А Император тем временем продолжал:
— Ваша работа просто изумительна. И после того, как вы рискнули провести марсианские гнезда, я не удивлюсь, что вы решили обвести вокруг пальца и меня. Скажите, мог я когда-нибудь видеть вас по стерео или еще где-нибудь?
Когда Император захотел узнать мое настоящее имя, я конечно же назвал себя; теперь же я довольно стыдливо назвал свой сценический псевдоним. Он сначала молча уставился на меня, затем воздел руки и воскликнул:
— Да что вы говорите?
Я был тронут.
— Так значит вы слышали обо мне?
— Слышал о вас? Да ведь я один из самых горячих ваших поклонников. — Он еще раз пристально вгляделся в меня. — Нет, вы все-таки как две капли воды похожи на Бонфорта. Даже не верится, что на самом деле вы — Лоренцо.
— Но это действительно так.
— Да я верю, верю. А помните тот мюзикл, ну тот, где вы играете бродягу? Сначала вы там пытаетесь подоить корову — куда там! А в конце концов едите из кошачьего блюдечка, но даже кошка отгоняет вас прочь?
Я сказал, что помню.
— Я свою пленку с этим мюзиклом затер до дыр. Эта вещь заставляет меня и смеяться и плакать.
— Так и должно быть, — согласился я. А потом рассказал, что своего героя старался копировать с одного великого артиста прошлого столетия. — Но вообще я предпочитаю драматические роли.
— Такие как эта?
— Э-э-э… не совсем. Этой ролью я уже сыт по горло. Надолго меня не хватит.
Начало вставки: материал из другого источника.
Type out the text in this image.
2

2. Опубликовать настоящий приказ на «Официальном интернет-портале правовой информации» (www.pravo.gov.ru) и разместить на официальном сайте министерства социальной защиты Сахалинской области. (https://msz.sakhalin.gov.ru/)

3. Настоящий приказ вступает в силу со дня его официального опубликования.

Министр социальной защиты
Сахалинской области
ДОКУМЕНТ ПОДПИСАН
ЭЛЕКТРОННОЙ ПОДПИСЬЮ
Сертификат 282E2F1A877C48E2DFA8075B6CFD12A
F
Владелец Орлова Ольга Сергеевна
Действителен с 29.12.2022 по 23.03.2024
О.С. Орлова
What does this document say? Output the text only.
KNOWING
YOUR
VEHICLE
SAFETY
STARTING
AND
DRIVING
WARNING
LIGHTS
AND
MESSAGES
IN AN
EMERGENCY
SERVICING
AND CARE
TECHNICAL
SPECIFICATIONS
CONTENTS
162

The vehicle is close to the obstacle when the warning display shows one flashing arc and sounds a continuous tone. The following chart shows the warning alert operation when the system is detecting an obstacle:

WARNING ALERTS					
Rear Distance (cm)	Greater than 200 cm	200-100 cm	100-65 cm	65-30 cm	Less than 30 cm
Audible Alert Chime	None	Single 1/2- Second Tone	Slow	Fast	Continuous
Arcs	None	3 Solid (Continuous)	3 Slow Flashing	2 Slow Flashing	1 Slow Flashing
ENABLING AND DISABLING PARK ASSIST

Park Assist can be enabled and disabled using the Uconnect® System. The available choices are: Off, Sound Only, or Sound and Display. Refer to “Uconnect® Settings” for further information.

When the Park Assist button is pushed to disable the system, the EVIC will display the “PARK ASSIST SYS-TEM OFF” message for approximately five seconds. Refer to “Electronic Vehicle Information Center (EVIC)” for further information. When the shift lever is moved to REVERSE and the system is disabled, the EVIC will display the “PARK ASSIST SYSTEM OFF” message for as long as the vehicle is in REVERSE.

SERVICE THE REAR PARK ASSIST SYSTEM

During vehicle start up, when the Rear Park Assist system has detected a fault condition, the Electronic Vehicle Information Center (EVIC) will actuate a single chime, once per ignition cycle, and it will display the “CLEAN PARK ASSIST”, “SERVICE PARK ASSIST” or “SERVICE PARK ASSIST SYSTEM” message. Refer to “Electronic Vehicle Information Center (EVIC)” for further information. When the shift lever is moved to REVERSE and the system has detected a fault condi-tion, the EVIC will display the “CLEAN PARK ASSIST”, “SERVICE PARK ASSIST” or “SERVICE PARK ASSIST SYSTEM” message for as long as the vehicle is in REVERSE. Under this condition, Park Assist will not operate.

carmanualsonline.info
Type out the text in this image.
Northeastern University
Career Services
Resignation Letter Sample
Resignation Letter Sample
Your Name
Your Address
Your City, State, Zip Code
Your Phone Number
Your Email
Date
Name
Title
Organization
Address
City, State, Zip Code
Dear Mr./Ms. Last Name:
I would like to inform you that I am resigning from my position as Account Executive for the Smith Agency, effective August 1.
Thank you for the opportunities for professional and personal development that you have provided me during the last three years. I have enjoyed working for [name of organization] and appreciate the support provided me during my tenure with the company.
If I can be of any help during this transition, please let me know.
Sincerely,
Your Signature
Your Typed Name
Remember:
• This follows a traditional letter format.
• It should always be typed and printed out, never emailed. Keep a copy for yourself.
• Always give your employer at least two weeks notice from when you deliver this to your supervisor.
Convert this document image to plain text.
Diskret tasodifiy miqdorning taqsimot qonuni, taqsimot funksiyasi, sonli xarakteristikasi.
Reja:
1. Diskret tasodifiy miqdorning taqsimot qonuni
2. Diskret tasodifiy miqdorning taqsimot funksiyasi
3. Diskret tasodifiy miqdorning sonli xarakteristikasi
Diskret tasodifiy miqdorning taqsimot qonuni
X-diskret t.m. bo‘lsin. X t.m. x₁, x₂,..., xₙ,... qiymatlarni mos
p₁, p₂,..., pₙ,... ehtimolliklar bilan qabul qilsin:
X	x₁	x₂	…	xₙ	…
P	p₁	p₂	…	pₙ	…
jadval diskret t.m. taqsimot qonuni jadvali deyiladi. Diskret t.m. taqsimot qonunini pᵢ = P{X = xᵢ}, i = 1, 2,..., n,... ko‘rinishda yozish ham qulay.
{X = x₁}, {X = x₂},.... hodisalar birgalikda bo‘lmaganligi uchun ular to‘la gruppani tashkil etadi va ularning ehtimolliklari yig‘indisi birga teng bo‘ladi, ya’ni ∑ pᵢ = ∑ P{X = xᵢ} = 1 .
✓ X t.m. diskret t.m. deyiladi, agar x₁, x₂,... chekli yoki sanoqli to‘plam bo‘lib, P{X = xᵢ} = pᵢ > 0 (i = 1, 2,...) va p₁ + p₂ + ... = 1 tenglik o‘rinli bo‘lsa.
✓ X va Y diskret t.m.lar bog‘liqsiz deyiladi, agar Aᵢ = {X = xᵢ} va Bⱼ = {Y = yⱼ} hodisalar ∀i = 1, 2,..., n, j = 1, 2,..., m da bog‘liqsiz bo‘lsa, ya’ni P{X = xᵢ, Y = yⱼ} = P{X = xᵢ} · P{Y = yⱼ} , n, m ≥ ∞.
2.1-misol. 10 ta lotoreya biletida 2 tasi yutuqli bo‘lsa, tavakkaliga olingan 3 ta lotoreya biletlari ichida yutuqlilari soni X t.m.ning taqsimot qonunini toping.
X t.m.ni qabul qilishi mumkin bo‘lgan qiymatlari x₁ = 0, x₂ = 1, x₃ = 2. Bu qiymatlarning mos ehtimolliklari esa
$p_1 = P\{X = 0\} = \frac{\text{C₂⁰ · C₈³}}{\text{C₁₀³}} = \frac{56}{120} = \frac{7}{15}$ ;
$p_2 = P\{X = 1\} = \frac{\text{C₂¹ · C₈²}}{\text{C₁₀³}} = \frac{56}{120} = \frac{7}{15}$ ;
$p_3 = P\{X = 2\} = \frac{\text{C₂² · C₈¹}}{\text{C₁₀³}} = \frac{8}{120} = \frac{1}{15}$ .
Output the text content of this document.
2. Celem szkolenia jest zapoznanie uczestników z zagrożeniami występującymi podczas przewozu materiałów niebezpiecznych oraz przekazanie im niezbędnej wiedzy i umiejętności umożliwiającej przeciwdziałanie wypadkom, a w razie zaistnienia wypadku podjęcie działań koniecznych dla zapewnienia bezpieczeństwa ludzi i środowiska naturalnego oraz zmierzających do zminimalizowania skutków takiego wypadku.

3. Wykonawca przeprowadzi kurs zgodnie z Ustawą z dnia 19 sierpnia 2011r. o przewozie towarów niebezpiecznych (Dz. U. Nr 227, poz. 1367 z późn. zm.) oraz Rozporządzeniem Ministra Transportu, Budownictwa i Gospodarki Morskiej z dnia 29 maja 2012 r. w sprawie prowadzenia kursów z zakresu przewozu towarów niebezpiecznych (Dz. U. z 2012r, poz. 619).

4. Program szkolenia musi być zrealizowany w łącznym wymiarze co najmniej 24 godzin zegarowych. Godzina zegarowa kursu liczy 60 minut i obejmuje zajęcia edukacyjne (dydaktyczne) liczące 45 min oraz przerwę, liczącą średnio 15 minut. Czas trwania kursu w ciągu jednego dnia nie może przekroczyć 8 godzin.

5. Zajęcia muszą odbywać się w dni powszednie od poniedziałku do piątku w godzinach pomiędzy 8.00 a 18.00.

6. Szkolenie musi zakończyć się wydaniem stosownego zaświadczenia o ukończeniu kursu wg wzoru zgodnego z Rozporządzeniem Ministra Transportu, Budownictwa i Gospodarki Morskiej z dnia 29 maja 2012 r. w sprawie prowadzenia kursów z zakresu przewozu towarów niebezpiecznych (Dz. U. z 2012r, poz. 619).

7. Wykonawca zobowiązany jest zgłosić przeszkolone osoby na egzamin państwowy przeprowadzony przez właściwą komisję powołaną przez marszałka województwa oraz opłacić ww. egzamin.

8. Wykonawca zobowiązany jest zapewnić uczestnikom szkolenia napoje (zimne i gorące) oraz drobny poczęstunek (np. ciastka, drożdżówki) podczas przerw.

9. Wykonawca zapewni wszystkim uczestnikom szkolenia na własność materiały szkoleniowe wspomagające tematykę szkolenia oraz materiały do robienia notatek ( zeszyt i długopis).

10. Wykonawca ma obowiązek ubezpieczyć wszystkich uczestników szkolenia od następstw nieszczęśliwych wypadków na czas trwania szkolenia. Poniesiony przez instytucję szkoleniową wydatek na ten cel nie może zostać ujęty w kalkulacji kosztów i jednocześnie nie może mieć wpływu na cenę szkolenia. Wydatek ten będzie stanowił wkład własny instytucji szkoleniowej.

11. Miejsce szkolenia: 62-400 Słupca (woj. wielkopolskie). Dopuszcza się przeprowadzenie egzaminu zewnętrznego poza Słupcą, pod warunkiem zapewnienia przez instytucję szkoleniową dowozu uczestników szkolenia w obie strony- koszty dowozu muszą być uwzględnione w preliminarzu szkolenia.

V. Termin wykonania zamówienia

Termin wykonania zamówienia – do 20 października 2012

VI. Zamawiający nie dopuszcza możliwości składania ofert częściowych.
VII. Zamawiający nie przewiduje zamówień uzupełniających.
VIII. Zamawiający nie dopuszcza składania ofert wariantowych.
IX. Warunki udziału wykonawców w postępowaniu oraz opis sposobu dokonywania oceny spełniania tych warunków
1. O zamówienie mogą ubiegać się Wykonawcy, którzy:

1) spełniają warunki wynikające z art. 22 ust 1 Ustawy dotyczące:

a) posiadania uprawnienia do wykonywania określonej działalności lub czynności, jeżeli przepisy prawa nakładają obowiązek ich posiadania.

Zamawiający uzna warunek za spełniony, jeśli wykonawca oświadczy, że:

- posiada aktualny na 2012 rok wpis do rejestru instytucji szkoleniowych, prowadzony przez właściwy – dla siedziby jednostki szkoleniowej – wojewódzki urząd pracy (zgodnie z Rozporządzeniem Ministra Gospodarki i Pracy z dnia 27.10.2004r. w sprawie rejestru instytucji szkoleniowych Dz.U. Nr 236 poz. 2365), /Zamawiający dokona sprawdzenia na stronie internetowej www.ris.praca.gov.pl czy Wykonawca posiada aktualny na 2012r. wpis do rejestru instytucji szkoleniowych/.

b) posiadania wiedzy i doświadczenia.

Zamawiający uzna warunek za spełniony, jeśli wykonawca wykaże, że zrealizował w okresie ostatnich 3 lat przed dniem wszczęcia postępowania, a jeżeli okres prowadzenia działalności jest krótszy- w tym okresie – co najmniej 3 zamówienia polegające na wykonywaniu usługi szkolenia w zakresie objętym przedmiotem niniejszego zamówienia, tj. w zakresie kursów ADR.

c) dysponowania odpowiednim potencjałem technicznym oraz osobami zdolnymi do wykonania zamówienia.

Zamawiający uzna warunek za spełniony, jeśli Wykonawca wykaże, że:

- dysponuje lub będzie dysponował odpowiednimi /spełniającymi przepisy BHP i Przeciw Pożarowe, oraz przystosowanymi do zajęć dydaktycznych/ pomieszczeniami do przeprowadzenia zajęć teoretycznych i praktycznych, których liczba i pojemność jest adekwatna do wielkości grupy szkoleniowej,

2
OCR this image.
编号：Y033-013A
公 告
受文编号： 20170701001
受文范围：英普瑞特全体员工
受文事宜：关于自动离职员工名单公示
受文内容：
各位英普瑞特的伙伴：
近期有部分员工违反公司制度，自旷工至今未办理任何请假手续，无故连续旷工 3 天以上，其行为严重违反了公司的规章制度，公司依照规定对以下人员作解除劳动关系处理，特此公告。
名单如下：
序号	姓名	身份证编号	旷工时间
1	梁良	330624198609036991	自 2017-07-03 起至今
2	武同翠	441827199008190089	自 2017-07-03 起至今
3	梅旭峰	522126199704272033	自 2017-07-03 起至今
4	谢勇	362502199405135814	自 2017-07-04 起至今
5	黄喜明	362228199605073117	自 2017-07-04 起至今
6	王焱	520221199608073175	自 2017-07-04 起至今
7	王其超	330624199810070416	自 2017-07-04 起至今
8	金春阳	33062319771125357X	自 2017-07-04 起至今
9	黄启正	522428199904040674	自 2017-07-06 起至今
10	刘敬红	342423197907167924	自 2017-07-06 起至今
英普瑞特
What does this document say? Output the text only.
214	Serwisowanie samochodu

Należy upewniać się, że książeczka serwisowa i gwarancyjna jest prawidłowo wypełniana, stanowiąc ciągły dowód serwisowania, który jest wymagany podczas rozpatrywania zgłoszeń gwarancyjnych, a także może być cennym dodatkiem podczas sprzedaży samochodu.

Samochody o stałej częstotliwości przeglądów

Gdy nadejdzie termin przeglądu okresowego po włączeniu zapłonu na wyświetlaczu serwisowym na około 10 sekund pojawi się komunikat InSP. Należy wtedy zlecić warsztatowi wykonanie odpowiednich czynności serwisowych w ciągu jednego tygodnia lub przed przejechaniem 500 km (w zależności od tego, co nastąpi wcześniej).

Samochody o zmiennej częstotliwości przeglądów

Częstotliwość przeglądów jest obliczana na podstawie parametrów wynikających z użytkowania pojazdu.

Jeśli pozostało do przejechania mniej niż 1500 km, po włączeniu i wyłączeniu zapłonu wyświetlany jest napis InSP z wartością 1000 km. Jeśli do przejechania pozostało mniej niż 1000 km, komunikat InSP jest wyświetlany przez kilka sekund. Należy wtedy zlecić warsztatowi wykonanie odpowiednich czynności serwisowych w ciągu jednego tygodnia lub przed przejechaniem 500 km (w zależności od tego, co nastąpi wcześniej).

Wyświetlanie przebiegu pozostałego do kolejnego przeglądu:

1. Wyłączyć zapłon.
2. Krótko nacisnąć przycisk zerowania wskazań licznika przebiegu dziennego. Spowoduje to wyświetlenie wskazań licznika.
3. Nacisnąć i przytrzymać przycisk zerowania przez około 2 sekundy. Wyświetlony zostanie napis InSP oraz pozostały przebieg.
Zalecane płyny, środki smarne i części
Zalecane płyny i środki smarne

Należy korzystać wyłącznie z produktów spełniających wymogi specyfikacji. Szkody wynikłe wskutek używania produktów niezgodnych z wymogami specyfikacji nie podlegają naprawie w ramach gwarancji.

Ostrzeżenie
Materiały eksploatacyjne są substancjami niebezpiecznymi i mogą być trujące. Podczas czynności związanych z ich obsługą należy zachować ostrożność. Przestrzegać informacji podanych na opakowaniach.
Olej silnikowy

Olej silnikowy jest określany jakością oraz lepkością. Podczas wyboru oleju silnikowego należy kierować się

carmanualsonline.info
— Да, похоже на то. Ладно, тогда скажите Роджеру Клифтону… Нет, не говорите ему ничего. Лоренцо, я думаю, от того, что кто-нибудь узнает о нашем с вами разговоре, никому пользы не будет. Если вы расскажете о нем Клифтону, даже передадите ему, что я просил вас не волноваться, он все равно будет волноваться. А ведь ему многое предстоит сделать. Так что давайте-ка никому ничего не скажем, а?
— Как пожелает мой Император.
— Бросьте вы это. Просто будем держать это дело в тайне, потому что так лучше. Жаль, что я не могу навестить больного дядюшку Джо. Хотя вряд ли я смог бы ему чем-нибудь помочь. Правда, некоторые считают, что прикосновение короля творит чудеса. Так что мы будем держать языки за зубами и делать вид, что я вас не раскусил.
— Да… Виллем.
— А теперь, я думаю, вам лучше идти. Я и так держу вас очень долго.
— Сколько вам будет угодно.
— Наверное придется позвать Патила, чтобы он вас проводил или вы знаете дорогу? Нет, секундочку, — он стал лихорадочно рыться в ящике стола, шепча себе под нос. — Опять эта девчонка наводила тут порядок. А, нет, вот он. — Он извлек из ящика небольшой блокнот. — Может быть, мы больше не увидимся, так не будете ли вы так добры оставить мне свой автограф, на память?
Глава 9
Роджа и Билла я застал нетерпеливо грызущими ногти в верхней жилой комнате. Не успел я появиться на пороге, как Корпсмен бросился ко мне.
— Где вы, черт вас побери, пропадаете?
— У Императора, — холодно ответил я.
— Вы проторчали у него раз в пять или шесть дольше, чем следовало бы.
Я даже не подумал ему отвечать. Со времени того спора по поводу речи Корпсмен и я продолжали сотрудничать, но это было больше насущной необходимостью, чем браком по любви. Мы работали вместе, но на самом деле топор войны не был закопан в землю. Я вполне мог ожидать, что он еще вонзится мне между лопаток. Каких-либо специальных шагов к примирению с ним я не делал, да и не видел к этому причин. На мой взгляд родители таких, как он, встретились друг с другом на каком-нибудь маскараде.
Того, что я поссорюсь с кем-либо из остальных членов нашей команды, я даже представить себе не мог, но единственным видом поведения с моей стороны Корпсмен считал поведение слуги. Шляпа в руках и только — «да, сэр», «нет, сэр». Но на это я бы ни за что не пошел, даже ради примирения с ним. Я был профессионалом, который выполнял сложнейшую профессиональную работу. А ведь мастера своего дела не входят с черной лестницы, к ним всегда относятся с уважением.